Thomas Brereton, GlobalData

"With Brexit still looming over the retail sector in 2019, talks of supply shortages and impending lack of availability across UK grocery are rife. But Morrisons is better placed to withstand such pressures than its Big Four rivals, having successfully secured Authorised Economic Operator status during the year, on top on expanding its dependence on local suppliers (up 27% during 2018, and doubled over the past three years); in fact, in light of this significantly stronger foothold, it would be understandable if some of its management secretly have their fingers crossed for a no-deal situation."

Fiona Cincotta,

"Sagging consumer confidence hasn't knocked Morrisons's turnaround plan off track. Sales growth, despite slowing in the fourth quarter, still came in at a commendable 3.8%, indicating Morrisons is negotiating the tough trading environment better than most.


"A highlight is the 12 basis point improvement in underlying operating margin. There were fears heading into this result that Morrisons had to slash prices to keep luring customers but the margin growth indicates it hasn't hit the panic button, despite aggressive competition from German discounters. Wholesale is of course proving to be a strong contributor to Morrison's resurgence, with the McColls partnership humming along nicely. There's still plenty of room for growth in the wholesale division, should Morrisons execute its latest deals with MPK Garages and Big C in Thailand as smoothly."

Russ Mould, AJ Bell

“First things first these numbers from supermarket Morrisons show the excellent job chief executive Dave Potts is doing at the group.Revenue growth is the best seen in a decade and while statutory profit is hit by one-off items, the resilient cash flow performance delivered by the group is probably more relevant. After all it allows the company to deliver a healthy increase in dividends for shareholders.

"However, what Morrisons needs to continue to focus on, and reassuringly Potts references this in his comments accompanying the results, is delivering the best possible shopping experience for its customers. It sounds simple but, at a time when the retail sector and groceries face substantial upheaval, getting the basics right is more important than ever."

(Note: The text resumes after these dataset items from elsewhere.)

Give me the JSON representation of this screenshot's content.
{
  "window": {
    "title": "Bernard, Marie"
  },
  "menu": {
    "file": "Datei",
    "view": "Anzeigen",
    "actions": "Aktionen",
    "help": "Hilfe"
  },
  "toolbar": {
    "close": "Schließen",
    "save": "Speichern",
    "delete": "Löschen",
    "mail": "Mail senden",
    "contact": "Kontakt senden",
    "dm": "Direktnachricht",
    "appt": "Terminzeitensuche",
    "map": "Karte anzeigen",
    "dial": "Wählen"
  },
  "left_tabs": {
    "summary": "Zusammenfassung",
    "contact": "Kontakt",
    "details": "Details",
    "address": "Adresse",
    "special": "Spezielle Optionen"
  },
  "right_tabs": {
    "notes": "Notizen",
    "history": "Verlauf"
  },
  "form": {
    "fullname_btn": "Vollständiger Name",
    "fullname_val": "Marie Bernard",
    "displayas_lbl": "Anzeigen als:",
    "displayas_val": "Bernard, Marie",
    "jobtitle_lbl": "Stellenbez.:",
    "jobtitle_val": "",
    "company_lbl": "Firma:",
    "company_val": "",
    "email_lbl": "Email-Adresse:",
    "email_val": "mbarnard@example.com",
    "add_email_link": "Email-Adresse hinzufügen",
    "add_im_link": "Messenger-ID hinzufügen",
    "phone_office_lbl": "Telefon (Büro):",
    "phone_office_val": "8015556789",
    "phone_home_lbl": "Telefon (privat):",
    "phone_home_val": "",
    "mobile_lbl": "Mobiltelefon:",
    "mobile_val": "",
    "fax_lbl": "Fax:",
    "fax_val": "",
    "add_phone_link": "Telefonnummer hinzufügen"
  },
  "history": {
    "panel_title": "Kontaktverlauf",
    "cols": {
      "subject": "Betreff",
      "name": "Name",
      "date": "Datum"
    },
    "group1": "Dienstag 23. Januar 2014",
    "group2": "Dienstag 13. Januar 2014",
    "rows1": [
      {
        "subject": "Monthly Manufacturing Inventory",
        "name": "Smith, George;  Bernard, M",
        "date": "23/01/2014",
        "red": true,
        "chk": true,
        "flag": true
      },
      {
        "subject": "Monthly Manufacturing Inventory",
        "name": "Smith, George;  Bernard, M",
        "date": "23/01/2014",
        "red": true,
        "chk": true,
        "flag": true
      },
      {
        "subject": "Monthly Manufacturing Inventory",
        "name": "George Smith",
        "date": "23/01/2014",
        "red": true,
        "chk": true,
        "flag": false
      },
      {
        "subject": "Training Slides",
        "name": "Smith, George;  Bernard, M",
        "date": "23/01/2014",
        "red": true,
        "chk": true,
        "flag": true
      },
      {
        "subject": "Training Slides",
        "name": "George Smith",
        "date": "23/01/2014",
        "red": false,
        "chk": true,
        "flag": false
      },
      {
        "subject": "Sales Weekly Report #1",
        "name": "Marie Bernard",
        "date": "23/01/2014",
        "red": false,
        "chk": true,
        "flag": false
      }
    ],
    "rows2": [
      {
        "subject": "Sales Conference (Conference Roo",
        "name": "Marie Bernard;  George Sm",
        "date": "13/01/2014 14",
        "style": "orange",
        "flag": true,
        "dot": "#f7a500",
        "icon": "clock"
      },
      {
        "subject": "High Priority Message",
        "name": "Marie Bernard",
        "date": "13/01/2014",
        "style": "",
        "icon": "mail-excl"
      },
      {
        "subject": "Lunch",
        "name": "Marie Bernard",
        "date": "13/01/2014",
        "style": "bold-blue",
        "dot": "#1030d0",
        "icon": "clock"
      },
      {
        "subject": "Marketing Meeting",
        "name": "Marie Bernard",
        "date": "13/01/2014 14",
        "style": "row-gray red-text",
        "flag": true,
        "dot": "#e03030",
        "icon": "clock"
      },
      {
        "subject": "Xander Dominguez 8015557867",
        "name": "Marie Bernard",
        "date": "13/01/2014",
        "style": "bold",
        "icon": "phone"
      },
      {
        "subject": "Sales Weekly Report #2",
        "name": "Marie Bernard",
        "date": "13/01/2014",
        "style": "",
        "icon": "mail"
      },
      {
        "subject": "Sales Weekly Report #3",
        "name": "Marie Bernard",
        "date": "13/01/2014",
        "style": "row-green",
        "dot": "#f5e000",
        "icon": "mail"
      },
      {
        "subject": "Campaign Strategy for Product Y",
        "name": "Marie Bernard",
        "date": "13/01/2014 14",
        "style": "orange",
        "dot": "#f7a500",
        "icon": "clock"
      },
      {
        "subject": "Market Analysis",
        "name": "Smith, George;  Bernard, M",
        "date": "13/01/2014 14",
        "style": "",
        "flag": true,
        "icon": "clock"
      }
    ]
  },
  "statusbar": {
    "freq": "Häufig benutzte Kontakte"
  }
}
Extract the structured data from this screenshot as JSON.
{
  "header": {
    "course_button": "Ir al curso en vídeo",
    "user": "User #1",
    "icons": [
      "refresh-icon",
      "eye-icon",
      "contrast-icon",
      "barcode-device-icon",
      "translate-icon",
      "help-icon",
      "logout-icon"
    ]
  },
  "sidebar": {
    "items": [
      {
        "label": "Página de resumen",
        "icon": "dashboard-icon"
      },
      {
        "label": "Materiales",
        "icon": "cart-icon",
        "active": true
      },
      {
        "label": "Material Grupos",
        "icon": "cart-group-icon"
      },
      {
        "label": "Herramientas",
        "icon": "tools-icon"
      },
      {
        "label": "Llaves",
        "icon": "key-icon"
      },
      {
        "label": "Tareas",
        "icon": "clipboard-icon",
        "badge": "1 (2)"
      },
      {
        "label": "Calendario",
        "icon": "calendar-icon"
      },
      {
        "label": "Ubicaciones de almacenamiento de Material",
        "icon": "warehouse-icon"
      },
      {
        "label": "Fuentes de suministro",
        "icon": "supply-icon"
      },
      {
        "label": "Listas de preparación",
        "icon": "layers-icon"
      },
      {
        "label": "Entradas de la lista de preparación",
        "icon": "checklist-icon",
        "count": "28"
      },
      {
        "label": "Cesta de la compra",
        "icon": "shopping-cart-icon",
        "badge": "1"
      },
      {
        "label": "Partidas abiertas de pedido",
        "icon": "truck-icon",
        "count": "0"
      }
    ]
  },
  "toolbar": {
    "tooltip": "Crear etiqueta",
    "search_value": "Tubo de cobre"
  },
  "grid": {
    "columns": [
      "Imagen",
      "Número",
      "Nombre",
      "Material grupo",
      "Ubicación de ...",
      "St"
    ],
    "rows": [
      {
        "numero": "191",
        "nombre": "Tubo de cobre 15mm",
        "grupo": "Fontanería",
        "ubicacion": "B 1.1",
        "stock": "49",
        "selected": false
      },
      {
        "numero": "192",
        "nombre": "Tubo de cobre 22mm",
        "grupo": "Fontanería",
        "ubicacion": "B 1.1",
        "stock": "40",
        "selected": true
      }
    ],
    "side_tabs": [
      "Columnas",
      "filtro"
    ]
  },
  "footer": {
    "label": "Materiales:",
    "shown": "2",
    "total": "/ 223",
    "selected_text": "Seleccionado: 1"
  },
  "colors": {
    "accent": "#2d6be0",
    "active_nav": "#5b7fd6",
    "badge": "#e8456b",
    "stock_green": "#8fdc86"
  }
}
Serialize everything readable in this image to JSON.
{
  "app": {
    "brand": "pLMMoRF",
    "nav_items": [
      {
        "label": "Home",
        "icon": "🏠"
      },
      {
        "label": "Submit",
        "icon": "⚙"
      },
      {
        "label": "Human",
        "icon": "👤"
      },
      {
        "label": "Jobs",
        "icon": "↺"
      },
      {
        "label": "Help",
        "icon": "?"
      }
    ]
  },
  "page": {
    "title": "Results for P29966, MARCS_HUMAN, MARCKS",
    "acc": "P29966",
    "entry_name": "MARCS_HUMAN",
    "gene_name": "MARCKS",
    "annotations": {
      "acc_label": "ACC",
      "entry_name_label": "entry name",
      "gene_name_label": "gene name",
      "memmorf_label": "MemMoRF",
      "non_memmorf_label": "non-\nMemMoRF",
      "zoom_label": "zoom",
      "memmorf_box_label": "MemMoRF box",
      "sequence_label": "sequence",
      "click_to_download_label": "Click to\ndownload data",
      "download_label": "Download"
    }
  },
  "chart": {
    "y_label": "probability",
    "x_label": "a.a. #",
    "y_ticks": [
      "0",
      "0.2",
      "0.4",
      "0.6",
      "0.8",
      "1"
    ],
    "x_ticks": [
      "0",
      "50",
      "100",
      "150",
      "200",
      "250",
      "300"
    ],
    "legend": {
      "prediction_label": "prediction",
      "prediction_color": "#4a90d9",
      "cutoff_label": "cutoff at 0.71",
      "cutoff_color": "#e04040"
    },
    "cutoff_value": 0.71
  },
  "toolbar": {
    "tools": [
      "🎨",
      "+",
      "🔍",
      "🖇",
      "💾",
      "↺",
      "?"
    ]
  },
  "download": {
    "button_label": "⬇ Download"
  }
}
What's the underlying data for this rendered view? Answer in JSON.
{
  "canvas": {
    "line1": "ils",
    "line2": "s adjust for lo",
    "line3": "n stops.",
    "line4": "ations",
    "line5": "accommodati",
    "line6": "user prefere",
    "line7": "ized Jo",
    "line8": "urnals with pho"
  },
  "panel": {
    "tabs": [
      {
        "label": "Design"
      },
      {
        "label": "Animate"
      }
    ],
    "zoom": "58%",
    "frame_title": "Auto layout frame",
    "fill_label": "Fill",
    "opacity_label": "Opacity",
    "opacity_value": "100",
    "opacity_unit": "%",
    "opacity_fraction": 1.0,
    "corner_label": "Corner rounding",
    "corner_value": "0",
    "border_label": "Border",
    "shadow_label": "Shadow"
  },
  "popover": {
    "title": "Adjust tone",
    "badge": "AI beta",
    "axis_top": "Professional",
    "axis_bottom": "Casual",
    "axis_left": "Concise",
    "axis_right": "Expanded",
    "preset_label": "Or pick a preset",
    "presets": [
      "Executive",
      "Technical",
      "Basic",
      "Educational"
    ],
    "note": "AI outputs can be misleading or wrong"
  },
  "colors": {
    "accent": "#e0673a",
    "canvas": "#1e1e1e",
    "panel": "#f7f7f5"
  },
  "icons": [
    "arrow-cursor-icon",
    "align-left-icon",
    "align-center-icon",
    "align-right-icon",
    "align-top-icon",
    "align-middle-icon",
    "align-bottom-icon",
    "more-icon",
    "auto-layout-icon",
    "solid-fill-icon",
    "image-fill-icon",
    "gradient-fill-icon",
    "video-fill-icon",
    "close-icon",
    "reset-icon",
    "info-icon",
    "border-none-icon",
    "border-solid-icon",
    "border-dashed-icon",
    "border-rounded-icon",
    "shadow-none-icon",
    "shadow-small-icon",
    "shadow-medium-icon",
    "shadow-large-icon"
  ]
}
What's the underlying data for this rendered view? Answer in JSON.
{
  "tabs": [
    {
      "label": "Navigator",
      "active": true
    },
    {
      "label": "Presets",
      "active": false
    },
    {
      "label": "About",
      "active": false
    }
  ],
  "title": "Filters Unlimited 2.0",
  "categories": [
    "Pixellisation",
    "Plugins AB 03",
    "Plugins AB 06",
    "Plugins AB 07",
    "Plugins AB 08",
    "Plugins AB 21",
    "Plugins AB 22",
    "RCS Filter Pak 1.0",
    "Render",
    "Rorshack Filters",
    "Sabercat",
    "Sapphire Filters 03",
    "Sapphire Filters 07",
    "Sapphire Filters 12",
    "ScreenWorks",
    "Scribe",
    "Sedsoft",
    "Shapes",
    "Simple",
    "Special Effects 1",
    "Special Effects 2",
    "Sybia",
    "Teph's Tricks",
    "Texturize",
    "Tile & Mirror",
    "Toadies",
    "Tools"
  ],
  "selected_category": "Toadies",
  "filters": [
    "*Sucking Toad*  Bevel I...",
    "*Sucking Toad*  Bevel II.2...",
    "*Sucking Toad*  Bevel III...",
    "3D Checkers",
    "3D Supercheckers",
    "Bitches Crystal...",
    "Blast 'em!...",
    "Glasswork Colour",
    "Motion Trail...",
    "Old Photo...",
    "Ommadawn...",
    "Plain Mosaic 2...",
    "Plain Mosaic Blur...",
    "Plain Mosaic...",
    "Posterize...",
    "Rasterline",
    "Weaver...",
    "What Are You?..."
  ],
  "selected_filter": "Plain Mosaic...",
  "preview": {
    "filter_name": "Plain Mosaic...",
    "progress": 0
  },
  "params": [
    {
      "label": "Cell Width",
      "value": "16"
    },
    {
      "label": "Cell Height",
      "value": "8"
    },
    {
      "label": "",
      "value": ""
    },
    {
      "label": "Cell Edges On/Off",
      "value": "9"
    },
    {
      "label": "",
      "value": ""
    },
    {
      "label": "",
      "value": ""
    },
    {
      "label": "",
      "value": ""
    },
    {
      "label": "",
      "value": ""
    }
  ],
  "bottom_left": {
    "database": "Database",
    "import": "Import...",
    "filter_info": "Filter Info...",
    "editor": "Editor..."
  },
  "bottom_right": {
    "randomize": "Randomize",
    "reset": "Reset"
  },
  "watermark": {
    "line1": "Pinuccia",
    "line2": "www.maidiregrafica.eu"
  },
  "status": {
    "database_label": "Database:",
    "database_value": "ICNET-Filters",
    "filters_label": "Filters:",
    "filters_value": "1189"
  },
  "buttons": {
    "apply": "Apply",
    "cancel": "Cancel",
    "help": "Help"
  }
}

Catherine Shuttleworth, Savvy

“A growth story from Morrisons this morning - reporting like for like numbers of 1.5 percent in the core estate including The real success and growth driver is clearly the wholesale agreement with McColl and the ongoing sales driven by their relationship with Amazon. Not only are these two initiatives growing top line sales growth, but they are the levers of profit. Morrison’s are not immune to the continued pressures on consumer spending.


"Morrisons have much to be happy about, but there are concerns that their third growth lever, .com appears either to have slowed down or their store performance has significantly dropped. The changed dynamic in their relationship with Ocado with M&S now at the table is going to be a concern in the short to medium term.”

Clive Black, Shore Capital

"Morrisons has had another very good year in the big scheme of things in our view. First and foremost, it has continued to self-improve, customer satisfaction is up by 20% over four years, reflected in ongoing revenue and profit growth from its core supermarket business.

"Indeed, two-thirds of the profit growth in FY2019 came from its Retail operations, reflecting growth-on-growth as well as aforementioned investment in the broadening of the Group. Taking the notable increase in the Group’s depreciation charge into account, reflecting its prudent policies and the evolving mix of asset investment, cash profit growth has been especially strong since CY2015."